Broadening the perspective toglobal economy, the IMF points out that "growth prospects have weakened and the risks of a slowdown have increased". A significant reduction in the estimates is thus noted: after the increase of 3,8% in 2011, a growth of 3,3% is expected in 2012 and +3,9 in 2013 (figures respectively down by 0,7 and 0,6% compared to the October estimates). As regards advanced economies, the IMF now expects growth of 1,2% in 2012 (0,7% less than the previous estimate) and 1,9% in 2013 (0,5% in less).

The most immediate challenge is therefore "to restore confidence and put an end to the Eurozone crisis by supporting growth, favoring adjustments, contending with deleveraging and guaranteeing greater liquidity and accommodative monetary strategies". In advanced economies, it will be necessary to eliminate fiscal imbalances and reform the financial system, while supporting the recovery.

As for Europe, “the crisis has further intensified, requiring urgent action to prevent highly destabilizing effects”. For the economy ofEurozone, the IMF has significantly revised its growth estimates downwards: after an increase of 1,6% in 2011, a contraction of 0,5% is expected in 2012 and a +0,8% in 2013 (respectively a decrease by 1,6 and 0,7% compared to the October estimates). 

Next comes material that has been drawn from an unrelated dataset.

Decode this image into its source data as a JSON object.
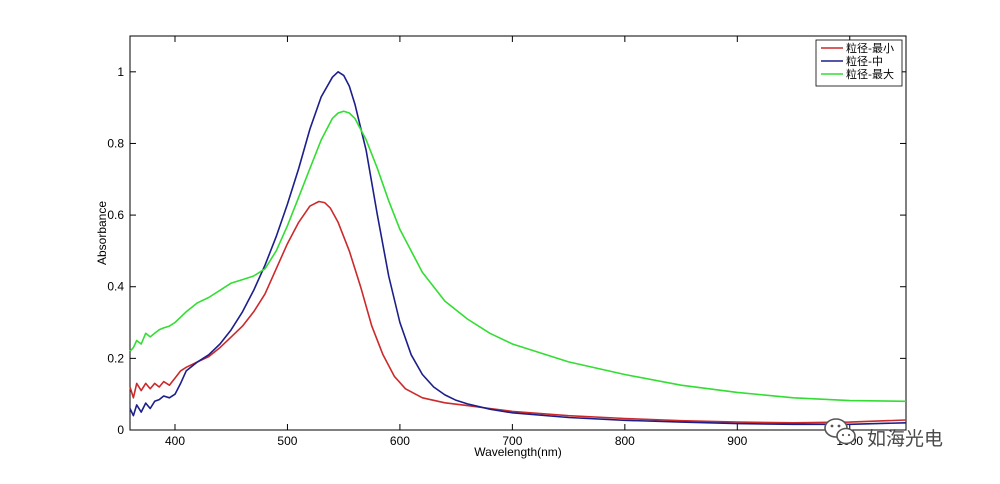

For the United States positive signs have arrived on the front of consumption and fixed income investments, but "these developments are not expected to help maintain the momentum going forward". The IMF has only partially touched the US growth forecasts for the next two years: after +1,8% in 2011, +1,8% is expected in 2012 and +2,2% in 2013 (the first figure is unchanged, while the second is down by 0,3% compared to the October estimates).

In short, the US economy risks "a series of shocks due to the Eurozone, which reflects the close financial and commercial integration on both sides of the Atlantic".